Hingga kini, Dian masih terlilit utang pinjol. Dalam satu bulan, dia setidaknya harus membayar cicilan Rp4 juta dari dua platform penyedia pinjaman. Uang itu tidak hanya untuk dirinya, tapi juga untuk biaya kuliah adiknya.
Di sisi lain, semenjak aktif meminjam uang dari layanan pinjol, dia juga mengaku banyak nomor tidak kenal yang menghubunginya. Nomor-nomor tidak dikenal itu berusaha menawarkan paket-paket pinjaman baru. Bahkan, tidak sedikit nomor yang diduga kuat punya niat untuk melakukan penipuan.
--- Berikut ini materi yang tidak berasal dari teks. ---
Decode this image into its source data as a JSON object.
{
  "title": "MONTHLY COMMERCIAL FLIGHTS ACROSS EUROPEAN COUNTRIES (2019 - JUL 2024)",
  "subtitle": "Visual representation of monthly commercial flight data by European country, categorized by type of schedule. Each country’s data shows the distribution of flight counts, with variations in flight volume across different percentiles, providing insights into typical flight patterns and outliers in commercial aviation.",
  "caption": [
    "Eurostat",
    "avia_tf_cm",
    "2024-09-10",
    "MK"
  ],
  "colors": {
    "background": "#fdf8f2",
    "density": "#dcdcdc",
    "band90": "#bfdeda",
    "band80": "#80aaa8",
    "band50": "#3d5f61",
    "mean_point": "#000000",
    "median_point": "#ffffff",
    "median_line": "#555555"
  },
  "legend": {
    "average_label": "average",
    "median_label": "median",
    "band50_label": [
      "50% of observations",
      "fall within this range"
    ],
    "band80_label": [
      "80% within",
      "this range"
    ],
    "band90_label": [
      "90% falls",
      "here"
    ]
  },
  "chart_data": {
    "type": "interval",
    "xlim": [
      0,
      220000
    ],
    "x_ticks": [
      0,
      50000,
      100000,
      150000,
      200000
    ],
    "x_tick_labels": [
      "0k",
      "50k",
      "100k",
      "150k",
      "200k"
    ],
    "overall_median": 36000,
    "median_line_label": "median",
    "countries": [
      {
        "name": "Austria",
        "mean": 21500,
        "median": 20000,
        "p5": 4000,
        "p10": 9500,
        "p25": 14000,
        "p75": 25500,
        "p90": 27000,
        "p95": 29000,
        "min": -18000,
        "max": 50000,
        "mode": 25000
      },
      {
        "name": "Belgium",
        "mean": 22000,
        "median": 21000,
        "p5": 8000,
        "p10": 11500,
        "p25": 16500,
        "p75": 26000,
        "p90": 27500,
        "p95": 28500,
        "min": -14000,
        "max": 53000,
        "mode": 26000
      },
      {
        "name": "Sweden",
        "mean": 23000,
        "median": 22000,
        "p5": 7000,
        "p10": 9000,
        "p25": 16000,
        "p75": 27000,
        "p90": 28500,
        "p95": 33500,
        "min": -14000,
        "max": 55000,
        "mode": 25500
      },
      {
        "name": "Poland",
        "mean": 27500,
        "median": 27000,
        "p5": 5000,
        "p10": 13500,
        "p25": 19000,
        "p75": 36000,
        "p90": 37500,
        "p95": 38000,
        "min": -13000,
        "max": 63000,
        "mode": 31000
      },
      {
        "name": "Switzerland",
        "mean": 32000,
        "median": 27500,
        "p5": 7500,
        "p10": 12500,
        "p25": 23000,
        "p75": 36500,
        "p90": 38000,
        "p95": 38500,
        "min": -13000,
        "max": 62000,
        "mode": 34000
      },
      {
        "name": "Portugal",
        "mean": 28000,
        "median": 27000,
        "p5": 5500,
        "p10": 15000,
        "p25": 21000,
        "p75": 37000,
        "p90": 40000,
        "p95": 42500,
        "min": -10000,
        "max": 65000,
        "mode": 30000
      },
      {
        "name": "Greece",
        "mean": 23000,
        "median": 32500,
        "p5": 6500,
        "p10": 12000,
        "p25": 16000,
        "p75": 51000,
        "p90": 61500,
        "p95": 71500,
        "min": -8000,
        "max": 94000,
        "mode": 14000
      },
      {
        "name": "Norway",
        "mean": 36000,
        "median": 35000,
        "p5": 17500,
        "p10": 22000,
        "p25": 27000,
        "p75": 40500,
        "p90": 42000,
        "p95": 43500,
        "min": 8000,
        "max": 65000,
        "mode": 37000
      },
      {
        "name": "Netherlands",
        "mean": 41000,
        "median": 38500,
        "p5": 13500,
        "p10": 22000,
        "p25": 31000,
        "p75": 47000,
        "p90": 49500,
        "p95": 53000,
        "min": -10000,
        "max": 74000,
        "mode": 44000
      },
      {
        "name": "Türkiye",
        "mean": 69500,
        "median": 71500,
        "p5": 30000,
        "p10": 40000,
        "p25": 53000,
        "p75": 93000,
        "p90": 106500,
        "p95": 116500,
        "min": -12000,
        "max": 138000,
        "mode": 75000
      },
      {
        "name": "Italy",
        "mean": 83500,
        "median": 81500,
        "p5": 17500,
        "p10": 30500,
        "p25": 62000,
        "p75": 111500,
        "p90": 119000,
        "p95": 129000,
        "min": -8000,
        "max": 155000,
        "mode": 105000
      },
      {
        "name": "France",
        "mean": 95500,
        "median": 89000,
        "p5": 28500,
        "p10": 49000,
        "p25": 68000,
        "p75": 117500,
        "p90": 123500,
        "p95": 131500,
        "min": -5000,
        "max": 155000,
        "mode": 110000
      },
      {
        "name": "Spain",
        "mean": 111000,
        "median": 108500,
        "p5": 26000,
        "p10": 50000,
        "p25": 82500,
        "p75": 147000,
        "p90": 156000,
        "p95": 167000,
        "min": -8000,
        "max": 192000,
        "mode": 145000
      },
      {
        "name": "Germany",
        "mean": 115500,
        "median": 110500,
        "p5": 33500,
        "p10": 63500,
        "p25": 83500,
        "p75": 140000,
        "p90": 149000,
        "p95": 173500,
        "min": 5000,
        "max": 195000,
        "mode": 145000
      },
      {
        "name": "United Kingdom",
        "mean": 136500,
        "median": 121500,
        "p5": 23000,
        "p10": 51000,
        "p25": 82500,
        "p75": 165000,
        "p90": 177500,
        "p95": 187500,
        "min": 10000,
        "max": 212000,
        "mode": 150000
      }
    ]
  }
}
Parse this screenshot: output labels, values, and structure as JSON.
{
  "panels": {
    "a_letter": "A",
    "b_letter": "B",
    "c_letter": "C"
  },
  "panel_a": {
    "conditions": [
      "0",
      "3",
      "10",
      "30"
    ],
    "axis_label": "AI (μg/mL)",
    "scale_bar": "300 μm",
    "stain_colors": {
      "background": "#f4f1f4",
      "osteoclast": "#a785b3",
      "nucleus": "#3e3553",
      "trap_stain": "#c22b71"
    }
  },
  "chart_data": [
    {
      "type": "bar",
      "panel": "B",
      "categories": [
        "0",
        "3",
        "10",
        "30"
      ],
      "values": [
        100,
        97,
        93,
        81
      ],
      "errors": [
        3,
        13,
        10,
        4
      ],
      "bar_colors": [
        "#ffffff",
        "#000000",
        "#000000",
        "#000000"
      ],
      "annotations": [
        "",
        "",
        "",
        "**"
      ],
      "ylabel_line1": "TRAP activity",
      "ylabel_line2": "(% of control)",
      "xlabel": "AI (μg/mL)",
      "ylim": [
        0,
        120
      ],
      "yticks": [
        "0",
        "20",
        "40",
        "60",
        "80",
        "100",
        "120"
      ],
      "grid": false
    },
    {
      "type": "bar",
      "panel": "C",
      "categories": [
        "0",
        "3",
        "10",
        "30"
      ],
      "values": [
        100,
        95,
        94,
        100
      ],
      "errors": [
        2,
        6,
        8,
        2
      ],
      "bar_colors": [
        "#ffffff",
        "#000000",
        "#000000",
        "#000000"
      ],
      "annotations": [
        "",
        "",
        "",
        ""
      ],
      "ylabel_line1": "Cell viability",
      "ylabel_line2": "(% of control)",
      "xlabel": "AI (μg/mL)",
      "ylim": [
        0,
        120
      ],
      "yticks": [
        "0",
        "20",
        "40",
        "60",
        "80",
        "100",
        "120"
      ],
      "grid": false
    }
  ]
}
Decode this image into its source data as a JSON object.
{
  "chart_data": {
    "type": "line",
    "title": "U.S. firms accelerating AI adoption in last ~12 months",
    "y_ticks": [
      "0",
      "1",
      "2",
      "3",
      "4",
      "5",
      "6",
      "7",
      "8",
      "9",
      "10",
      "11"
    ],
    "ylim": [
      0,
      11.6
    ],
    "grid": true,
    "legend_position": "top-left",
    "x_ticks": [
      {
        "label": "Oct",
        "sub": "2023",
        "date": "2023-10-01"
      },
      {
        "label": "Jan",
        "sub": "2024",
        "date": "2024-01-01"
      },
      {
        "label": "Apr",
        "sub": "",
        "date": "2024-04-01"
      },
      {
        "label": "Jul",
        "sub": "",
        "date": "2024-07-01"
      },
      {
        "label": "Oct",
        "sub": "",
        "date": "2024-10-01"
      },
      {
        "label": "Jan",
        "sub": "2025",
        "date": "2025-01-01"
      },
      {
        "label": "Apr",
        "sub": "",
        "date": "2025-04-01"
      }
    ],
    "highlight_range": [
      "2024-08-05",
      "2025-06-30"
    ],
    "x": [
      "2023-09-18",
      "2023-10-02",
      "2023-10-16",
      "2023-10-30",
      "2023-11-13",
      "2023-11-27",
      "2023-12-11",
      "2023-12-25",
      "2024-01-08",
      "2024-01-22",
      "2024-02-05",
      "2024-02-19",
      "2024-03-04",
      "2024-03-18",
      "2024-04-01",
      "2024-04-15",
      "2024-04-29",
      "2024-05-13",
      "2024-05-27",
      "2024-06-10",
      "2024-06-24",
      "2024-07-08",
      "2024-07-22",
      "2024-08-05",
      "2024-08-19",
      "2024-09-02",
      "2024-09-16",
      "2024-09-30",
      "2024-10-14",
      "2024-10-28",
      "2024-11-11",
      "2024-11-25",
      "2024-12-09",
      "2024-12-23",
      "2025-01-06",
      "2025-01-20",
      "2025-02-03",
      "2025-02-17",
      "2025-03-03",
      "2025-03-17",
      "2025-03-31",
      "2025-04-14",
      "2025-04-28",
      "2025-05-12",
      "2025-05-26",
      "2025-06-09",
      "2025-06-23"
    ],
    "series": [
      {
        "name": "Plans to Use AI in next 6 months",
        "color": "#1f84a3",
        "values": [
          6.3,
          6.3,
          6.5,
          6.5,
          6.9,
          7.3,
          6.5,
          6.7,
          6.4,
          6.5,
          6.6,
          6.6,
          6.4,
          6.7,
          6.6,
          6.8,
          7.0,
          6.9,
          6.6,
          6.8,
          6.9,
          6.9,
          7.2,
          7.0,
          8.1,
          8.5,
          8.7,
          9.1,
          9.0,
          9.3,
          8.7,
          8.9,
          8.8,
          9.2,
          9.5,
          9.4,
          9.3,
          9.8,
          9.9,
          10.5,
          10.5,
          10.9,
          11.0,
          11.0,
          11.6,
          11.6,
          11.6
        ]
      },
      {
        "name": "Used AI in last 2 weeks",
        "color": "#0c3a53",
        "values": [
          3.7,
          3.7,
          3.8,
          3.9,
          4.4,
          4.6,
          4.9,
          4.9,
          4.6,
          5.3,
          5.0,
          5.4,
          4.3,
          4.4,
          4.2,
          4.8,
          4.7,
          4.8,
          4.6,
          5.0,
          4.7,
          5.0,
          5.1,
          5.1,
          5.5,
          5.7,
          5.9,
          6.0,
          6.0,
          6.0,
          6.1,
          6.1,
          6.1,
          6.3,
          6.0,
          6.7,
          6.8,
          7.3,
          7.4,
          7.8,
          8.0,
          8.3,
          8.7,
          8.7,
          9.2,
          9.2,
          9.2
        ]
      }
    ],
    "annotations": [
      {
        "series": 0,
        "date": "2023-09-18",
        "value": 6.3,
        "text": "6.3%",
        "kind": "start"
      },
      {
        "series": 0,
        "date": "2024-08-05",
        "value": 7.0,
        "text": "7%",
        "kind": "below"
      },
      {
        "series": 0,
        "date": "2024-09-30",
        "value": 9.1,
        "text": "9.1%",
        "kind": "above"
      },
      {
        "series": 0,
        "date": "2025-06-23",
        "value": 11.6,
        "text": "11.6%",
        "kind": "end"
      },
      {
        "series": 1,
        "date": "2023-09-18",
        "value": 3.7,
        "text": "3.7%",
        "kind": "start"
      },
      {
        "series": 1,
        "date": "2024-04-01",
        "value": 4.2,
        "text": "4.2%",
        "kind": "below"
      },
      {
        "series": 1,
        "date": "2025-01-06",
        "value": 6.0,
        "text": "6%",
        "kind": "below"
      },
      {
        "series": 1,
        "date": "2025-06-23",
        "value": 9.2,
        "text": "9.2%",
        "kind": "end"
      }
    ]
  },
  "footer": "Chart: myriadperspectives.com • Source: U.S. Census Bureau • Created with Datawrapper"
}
Nasib serupa juga dialami oleh Ridho—bukan nama sebenarnya—salah satu mahasiswa di kampus negeri di Solo yang juga pernah mengalami pahitnya terjebak pinjol. Awalnya, dia hanya meminjam uang dengan nilai yang sedikit dari satu aplikasi pinjol.
Namun, karena kendala ekonomi, dia terpaksa membayar tagihan pinjol dengan meminjam uang dari aplikasi yang berbeda, gali lubang tutup lubang. Pada akhirnya dia terjebak meminjam uang secara terus-menerus dari tiga aplikasi berbeda. "Tiap harinya kan kena bunga terus itu kalau terlambat. Kurang lebih Rp15 ribu per hari," ucapnya.
Setidaknya selama empat tahun uang yang dikeluarkan Ridho untuk membayar pinjol tiap bulannya sekitar Rp1,5 juta hingga Rp2 juta. Tak hanya merasakan bunga yang terus naik, dia juga sempat diteror oleh para penagih utang. Selain itu, nomor penjamin yang dia sertakan saat mendaftar pinjol juga diteror.
Kasus yang dialami oleh dua mahasiswa di atas hanyalah bagian kecil dari kenyataan banyaknya mahasiswa yang terjerat lilitan utang pinjol demi mengejar pendidikan tinggi. Biaya kuliah yang kian mahal kini menjadi permasalahan serius yang dihadapi oleh sebagian besar mahasiswa di Indonesia.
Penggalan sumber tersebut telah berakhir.